Howdy folks, and welcome to the Friday pop culture roundup. This week, I’m here to talk about my favorite movie of 2010. Or at least, I’m assuming it will be once I actually see it. You see, I’ve totally bought in to the MacGruber hype. For the first time in my life, I believe everything being said by people who are handsomely rewarded when the movie does well: writers, producers, actors, and Jimmy Fallon. I read the marketing blurbs and I totally abandon my normal, overly critical take on marketing blurbs. Roger Ebert vaguely complains on Twitter that critics aren’t being allowed to see the movie until the night before it releases, and I don’t stop to wonder why. 

Until I recently stopped to wonder why.  

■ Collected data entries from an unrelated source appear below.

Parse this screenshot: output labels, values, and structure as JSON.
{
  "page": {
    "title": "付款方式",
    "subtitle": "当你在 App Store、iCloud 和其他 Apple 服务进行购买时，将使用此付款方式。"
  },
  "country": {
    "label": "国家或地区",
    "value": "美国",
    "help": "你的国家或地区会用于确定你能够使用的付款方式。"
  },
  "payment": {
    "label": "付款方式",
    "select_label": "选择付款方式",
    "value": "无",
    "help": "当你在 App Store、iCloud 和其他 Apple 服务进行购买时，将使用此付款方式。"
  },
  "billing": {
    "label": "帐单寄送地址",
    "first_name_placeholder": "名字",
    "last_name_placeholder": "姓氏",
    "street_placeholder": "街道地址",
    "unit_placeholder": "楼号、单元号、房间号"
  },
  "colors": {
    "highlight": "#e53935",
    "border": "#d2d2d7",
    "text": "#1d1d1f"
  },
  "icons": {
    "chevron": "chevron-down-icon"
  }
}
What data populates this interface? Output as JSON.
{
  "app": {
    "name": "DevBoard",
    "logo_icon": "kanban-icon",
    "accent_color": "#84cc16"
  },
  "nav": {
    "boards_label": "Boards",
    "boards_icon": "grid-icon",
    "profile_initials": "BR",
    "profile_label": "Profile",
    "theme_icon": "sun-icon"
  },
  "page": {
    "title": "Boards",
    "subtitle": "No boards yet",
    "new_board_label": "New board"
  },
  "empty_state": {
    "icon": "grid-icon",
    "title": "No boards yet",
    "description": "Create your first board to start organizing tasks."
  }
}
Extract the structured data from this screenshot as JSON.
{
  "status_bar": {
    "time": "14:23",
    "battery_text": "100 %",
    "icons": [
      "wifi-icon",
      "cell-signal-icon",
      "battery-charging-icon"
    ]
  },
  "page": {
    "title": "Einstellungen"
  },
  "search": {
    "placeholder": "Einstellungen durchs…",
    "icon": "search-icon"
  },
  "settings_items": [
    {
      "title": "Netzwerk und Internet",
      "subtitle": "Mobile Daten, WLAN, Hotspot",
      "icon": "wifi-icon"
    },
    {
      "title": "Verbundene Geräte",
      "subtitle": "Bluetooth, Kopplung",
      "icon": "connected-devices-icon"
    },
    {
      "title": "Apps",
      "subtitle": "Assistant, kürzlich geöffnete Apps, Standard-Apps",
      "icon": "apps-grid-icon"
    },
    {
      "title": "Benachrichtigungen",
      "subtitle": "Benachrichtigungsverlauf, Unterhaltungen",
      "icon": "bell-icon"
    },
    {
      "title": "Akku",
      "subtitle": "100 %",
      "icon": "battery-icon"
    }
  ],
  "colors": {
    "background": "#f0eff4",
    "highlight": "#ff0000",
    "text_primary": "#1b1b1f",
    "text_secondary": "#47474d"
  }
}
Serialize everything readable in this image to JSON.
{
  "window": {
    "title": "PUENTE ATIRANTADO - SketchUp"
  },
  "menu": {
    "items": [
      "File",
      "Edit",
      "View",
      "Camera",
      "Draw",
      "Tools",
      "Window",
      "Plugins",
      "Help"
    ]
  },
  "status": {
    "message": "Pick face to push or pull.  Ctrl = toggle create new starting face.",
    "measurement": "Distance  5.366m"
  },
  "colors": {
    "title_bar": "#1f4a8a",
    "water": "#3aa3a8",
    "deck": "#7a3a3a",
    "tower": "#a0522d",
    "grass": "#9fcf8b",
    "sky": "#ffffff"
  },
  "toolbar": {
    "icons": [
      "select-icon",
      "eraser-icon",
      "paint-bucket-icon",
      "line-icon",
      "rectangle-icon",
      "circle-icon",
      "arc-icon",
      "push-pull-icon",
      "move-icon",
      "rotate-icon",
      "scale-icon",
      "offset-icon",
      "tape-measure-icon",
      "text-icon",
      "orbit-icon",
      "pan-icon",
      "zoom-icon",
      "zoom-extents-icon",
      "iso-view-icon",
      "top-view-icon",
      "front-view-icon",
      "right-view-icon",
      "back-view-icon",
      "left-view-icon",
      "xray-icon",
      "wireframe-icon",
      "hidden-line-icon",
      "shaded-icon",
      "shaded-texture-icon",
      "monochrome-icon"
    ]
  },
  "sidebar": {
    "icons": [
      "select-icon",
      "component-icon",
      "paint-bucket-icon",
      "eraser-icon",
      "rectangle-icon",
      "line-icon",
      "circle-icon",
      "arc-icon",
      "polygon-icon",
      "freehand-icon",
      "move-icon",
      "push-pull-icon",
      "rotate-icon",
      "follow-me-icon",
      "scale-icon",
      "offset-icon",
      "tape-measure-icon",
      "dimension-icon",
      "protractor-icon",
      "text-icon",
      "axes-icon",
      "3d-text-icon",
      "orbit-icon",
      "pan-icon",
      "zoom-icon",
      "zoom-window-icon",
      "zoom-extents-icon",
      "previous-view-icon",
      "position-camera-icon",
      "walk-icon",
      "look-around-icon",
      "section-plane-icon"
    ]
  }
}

I was having lunch with a friend earlier this week, one with whom I’ve seen possibly hundreds of movies with in the past six years. I excitedly asked her if she wanted to see MacGruber with me this weekend, expecting her enthusiasm to not quite match mine, but to exist in detectable amounts.  

“Nope, not interested.”

Umm, what? This was the woman who forced me to pay to see Saw, the most laughably-acted movie of the decade, infamous for being the film that caused us to enact a movie-going quid pro quo. The deal allows each of us to pick one or two movies a year that the other one has to go see, no questions asked. That’s how I ended up seeing It’s Complicated in the theater, and she ended up seeing A Hitchhiker’s Guide To The Galaxy. 

So in that moment at lunch, I thought about cashing in my first Saw card of 2010. But before I did, I got mad that she wasn’t into seeing it. I mean, it looks hilarious right?

“I don’t know, it’s a Saturday Night Live movie. It doesn’t look funny. At all.”

I gotta tell you, it really took the wind out of my sails. I mean, sure, MacGruber wasn’t the most intellectual sketch of all-time, but neither was Wayne’s World. I don’t know how popular it really is among the masses, but the fake theme song (MACGRUBER!!!) and writing always made me laugh, especially when they brought in the inspiration, Richard Dean Anderson, to play MacGruber’s dad on an episode of Saturday Night Live earlier this season. 

But a couple things have started to make me nervous. First, the dreaded tag of “Saturday Night Live Movie.” For every Wayne’s World or Blues Brothers, there’s ten movies like Superstar, Blues Brothers 2000, A Night At The Roxbury, The Ladies’ Man, etc. The good people over at SNL aren’t knocking ‘em out of the ballpark. Secondly, the fact that professional reviewers haven’t exactly been granted full access to the movie ahead of time scares me just a bit. It reeks just a tiny bit of desperation for a big opening weekend before anyone finds out how bad the movie really is. It’s one thing to hear that Roger Ebert likes the movie, quite another to find out that some random blogger on the Internet was amused by it. I know for a fact those guys and gals are mostly unreliable consumers of pop culture with weird, nerdy taste in movies, music and tv shows. 

So what’s the plan here, you ask? Like Winston Churchill would have wanted, I’m going to press ahead despite my uncertainty. I may be going alone to the theater, but that just means I get to tell all my friends about what an awesome movie they’ve missed. And it means I get to use the first Saw card of the year on Tron: Legacy.